In the multi-armed bandit setting, it means I am always favoring exploitation over exploration. I recently decided to strongly favor exploration. I decided to pick restaurants solely based on customer ratings, not on previous experience. Should I go back to a restaurant I knew, I committed to always try a dish I didn't try before. While I had a few disappointments, I did discover that many of my previous restaurant choices and dish choices were sub-optimal. I have experienced a lot of new restaurants, and very often have I had the feeling "this place is great, I should come back here!", only to realize this is the kind of thinking that led me to avoid the place in the first place. So whenever I like a place, I make a commitment not to come back there for some time.

Can you think of activities where you strongly favor exploitation vs. exploration or the opposite?

Share this

Great post. You should send

Great post. You should send it Tyler Cowen; it's right up his alley as an economist and adventurous food critic.

I too suffer from the two-armed bandit culinary problem. I'm not sure if it's rational behavior, but it stems from my past experience of only liking one or two dishes on a given menu, and being disappointed by the rest. I'm willing to try new things, but when I'm really hungry and the restaurant is expensive, I don't feel like taking the risk. I wish I could be more adventurous, because my usual options are really limited.

Great entry

I learned something. On reflection, I think there is more going on. I am familiar with many restaurants in my area, and I am aware that some of them have better food than others, but despite my knowledge I choose to go to nearby convenient restaurants. This is not a case of exploitation versus exploration because I've already explored the restaurants that I am rejecting in favor of the nearby convenient restaurant. It may be force of habit. It may be a decision to minimize the time and money and mental focus I spend on food.

Oh, and to answer your

Oh, and to answer your question, one area where I favor exploration over exploitation is when playing World of Warcraft. I can't seem to settle on playing a single class or playing on a single server. I am a chronic reroller.

Sex. Porn.

I think men favor exploration over exploitation. I wonder if this comment is going to get caught in the filter. [edit - guess not]

We have a filter?

We have a filter?

hell yeah we do

Blogs cannot survive in this day without spam filters.

Yes, or at least did

The filter somehow assesses my mood, possibly by textual analysis. If on a certain day I'm particularly eager to have my comment show up quickly for whatever reason (maybe a momentarily inflated self-assessment), the filter catches my comment and displays the message that my comment has been held for questioning and will be released when the gods of eleutheria are good and ready, possibly as early as tomorrow if they're feeling particularly indulgent.

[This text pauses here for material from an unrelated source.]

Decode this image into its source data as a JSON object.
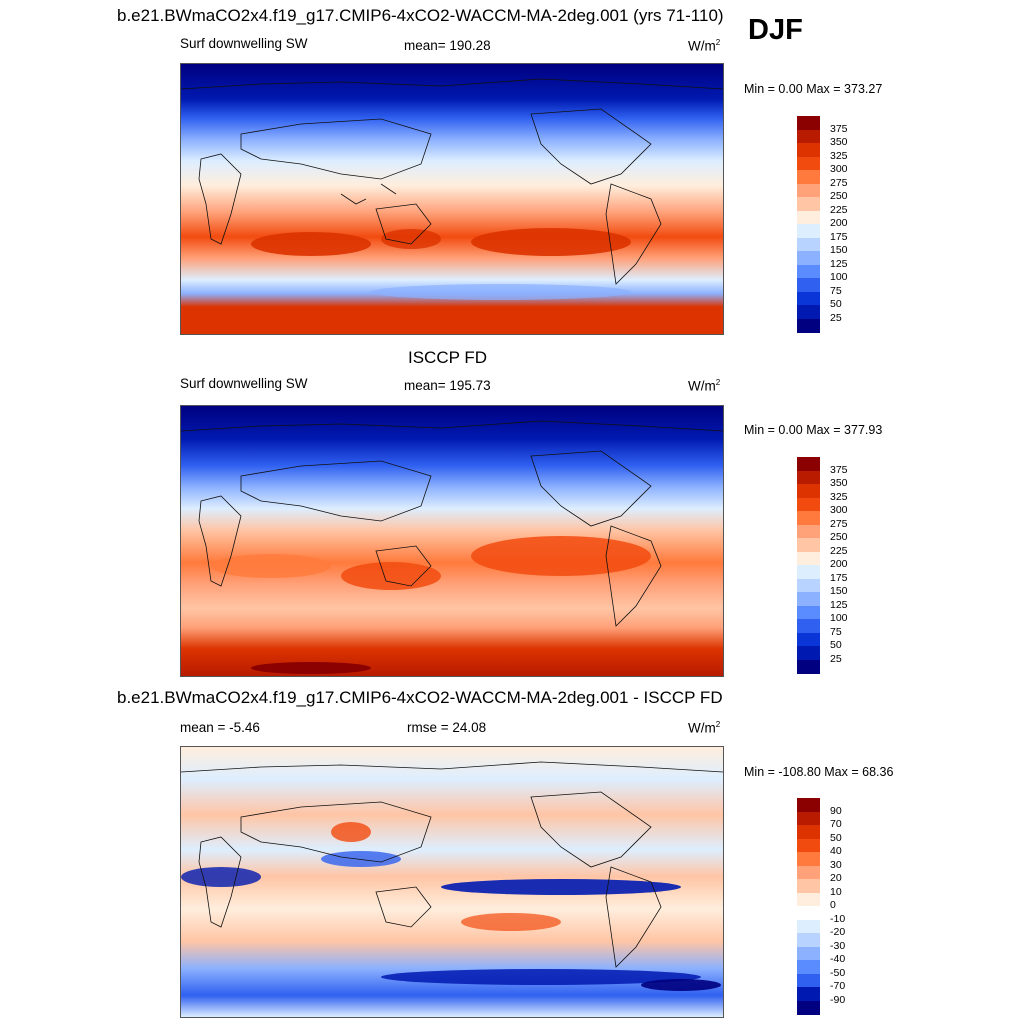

I also agree that this was a great post...

...and with the following ideas:

  • Arthur should post more often.
  • Whoever inserted that picture must be a sexy mofo.
  • Sex, from the male point of view, seems like an arena in which exploration is preferred over exploitation.

I'm also an exploiter rather than explorer when it comes to food. I'm too paranoid about not getting my money's worth and go for the sure thing.

That stochastic diffusion method is exactly how my friends and I learned about the restaurants in the small city in which I attended med school. Initially, we tried the restaurants independently. As we became friends, we'd introduce each other to the restaurants we knew and liked. Over 4 years, we had tried every place in the city.

Eventually, we got sick of the food there. We'd start "banning" places for various reasons. For example, I got food poisoning at one of the Chinese restaurants, so I banned it. When the friends got together, it was excluded from the list of potential places to eat. Another friend had a horrible service experience at the Chili's in town. So when the time came to pick where to eat and someone suggested Chili's, "Yeah, but Tim banned it" was the response. This seems like stochastic diffusion in reverse. Eventually we were thoroughly disgusted with just about every place there. Luckily we soon graduated and moved.

Second row, fourth column of

Second row, fourth column of that graphic... organge juice and a deli sandwich?